With nearly all the US companies having reported first-quarter earnings, the S&P 500 saw earnings decline by 34.6% compared to the same quarter in 2008, reported Bespoke. At the start of the earnings season, a decline of 38.2% was expected. The percentage of companies lowering guidance was cut by more than half, while the percentage of companies raising guidance increased by over 70%. A tough second quarter undoubtedly still lies ahead, especially as companies will not have the advantage of non-recurring cost cutting.
John Nyaradi (Wall Street Sector Selector) reports that the strongest exchange-traded funds (ETFs) on the week were SPDR Russell/Nomura Small Cap Japan (JSC) (+6.1%), Market Vectors Agribusiness (MOO) (+5.4%) and iShares MSCI Chile Index (ECH) (+4.4%). On the other end of the performance scale KBW Bank (KBE) (-15.4%), iShares Dow Jones US Regional Banks Index (IAT) (-14.5%) and KBW Regional Bank (KRE) (‑13.7%) were underwater as positive catalysts for the banking sector dried up.
As far as the economic sector ETFs are concerned, defensive sectors outperformed during the week, with Health Care SPDR (XLV) and Consumer Staples SPDR (XLP) leading the way. Financial SPDR (XLF) and cyclicals such as Consumer Discretionary SPDR (XLY) and Industrial SPDR (XLI) were on the receiving end of the selling pressure.
Lower interbank lending rates indicated reduced strains in the financial system, as seen from the three-month dollar, euro and sterling LIBOR rates declining to record lows. After having peaked on October 10 at 4.82%, the three-month dollar LIBOR rate declined to 0.83% on Friday. LIBOR is therefore trading at 58 basis points above the upper band of the Fed’s target range – a great improvement, but still high compared to an average of 12 basis points in the year before the start of the credit crisis in August 2007.
Gold bullion seems to be regaining its luster and again edged higher last week. “As sure as night follows day, the Federal Reserve’s purchase of bonds and home mortgages and the resulting rapid increase in bank reserves (quantitative easing in Fed-speak) – unless soon reversed – are underwriting a coming acceleration of inflation,” said gold specialist Jeffrey Nichols. “… by the time the broad financial markets register a worsening of inflation expectations gold will already have made a major move to the upside. It provides an early warning or leading indicator of inflation, signaling the coming acceleration long before financial markets begin to quiver.”

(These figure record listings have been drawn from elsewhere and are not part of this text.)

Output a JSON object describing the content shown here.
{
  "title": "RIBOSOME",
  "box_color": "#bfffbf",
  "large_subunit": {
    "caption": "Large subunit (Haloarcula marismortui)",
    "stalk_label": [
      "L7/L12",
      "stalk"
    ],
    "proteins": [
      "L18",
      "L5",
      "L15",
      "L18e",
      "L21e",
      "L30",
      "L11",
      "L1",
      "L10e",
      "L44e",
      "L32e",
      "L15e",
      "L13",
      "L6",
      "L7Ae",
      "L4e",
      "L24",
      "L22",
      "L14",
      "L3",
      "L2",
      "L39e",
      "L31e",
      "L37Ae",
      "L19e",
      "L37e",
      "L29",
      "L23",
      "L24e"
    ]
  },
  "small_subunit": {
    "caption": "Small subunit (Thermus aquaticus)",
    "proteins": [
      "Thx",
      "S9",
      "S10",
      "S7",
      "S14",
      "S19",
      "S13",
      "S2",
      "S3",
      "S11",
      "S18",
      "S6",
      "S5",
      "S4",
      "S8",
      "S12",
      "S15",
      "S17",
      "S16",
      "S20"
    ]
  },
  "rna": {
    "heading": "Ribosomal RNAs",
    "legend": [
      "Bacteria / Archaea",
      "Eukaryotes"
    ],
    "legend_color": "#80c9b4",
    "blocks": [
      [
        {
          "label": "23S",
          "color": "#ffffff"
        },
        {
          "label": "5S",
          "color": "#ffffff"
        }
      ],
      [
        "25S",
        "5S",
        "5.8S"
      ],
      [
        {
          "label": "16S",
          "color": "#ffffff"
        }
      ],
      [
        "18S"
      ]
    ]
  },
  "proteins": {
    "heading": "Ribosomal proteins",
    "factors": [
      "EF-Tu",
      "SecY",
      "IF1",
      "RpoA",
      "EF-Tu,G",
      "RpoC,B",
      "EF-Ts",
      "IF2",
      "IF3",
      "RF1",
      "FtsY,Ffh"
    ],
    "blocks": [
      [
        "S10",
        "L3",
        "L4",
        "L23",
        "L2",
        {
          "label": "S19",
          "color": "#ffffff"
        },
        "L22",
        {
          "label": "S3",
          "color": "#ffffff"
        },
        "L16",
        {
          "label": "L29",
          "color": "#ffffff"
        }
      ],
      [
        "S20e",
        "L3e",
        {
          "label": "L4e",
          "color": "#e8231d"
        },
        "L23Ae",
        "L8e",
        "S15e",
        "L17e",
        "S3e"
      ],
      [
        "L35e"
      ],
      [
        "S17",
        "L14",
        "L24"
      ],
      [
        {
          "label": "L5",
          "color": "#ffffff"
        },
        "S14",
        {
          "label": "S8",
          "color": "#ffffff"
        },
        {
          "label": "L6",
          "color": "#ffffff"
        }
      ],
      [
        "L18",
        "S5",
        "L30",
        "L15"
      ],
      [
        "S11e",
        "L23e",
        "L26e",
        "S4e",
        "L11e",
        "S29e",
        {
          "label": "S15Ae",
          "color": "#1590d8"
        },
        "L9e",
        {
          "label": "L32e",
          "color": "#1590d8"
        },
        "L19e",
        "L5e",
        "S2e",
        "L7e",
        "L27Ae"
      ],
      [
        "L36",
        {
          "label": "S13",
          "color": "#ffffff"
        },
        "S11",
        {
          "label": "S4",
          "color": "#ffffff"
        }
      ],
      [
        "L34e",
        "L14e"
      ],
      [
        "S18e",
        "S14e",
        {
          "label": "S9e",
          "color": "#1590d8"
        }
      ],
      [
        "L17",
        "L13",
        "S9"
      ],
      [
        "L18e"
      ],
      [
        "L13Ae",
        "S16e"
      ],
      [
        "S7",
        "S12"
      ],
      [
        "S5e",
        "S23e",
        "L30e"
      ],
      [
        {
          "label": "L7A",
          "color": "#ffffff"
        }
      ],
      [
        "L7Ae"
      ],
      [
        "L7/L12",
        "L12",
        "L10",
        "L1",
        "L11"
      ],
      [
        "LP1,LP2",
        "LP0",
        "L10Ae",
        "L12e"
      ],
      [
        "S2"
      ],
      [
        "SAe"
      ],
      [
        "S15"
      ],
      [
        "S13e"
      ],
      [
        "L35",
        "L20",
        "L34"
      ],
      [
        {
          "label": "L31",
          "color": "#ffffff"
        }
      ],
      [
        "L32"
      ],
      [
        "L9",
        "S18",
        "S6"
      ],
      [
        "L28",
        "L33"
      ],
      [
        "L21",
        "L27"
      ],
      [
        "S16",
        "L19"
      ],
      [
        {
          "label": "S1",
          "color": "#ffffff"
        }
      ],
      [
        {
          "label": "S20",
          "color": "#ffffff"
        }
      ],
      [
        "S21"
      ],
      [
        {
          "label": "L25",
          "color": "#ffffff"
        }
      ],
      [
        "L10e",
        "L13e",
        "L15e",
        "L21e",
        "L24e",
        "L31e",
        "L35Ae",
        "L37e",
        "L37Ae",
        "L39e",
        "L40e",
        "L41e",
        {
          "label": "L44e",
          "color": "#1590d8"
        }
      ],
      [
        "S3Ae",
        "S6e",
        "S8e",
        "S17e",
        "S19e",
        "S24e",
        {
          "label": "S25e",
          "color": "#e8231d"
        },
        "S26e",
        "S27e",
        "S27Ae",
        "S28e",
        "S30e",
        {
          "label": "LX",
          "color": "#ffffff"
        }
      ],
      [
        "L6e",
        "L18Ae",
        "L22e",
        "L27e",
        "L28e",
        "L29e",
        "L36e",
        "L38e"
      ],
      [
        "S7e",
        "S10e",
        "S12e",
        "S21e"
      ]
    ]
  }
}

As to be expected, there is a strong relationship between the yellow metal (green line) and Treasury inflation-protected securities (red line).
The quote du jour relates to whether the fact that bank stocks have rallied and in some instances been able to raise private capital, augurs an end to the financial crisis. Barry Ritholtz, editor of The Big Picture blog and author of Bailout Nation, a newly published and must-read book, succinctly remarked: “You can’t drink yourself sober and you can’t leverage your way out of excess leverage.” Many big banks remain technically insolvent and “are only being held together by spit, bailing wire and tape,” said Ritholtz in an interview with Yahoo Finance, Tech Ticker.
The banking system needs more time, at least three to five years, to deleverage before it can be left to its own devices, Ritholtz remarked, suggesting only time can heal the sector’s wounds.
In other news, the US Treasury announced that it would make $22 billion available to insurers from the Troubled Asset Relief Program (TARP), and the Obama administration sought new authority to bring transparency to the credit derivatives markets and also to crack down on the credit card industry.
Next, a tag cloud of all the articles I read during the past week. This is a way of visualizing word frequencies at a glance. Key words such as “market”, “financial”, “prices”, “banks”, “government” and “economy” again featured prominently. For the rest, it is really a bit of everything.
Back to the stock market. An analysis of the moving averages of the major US indices shows the spring rally having encountered resistance at the important 200-day line and/or the early January highs. The highs of May 8 are the most immediate target to the upside, whereas the levels from where the rally commenced on March 9 should hold in order for base formations to remain in force.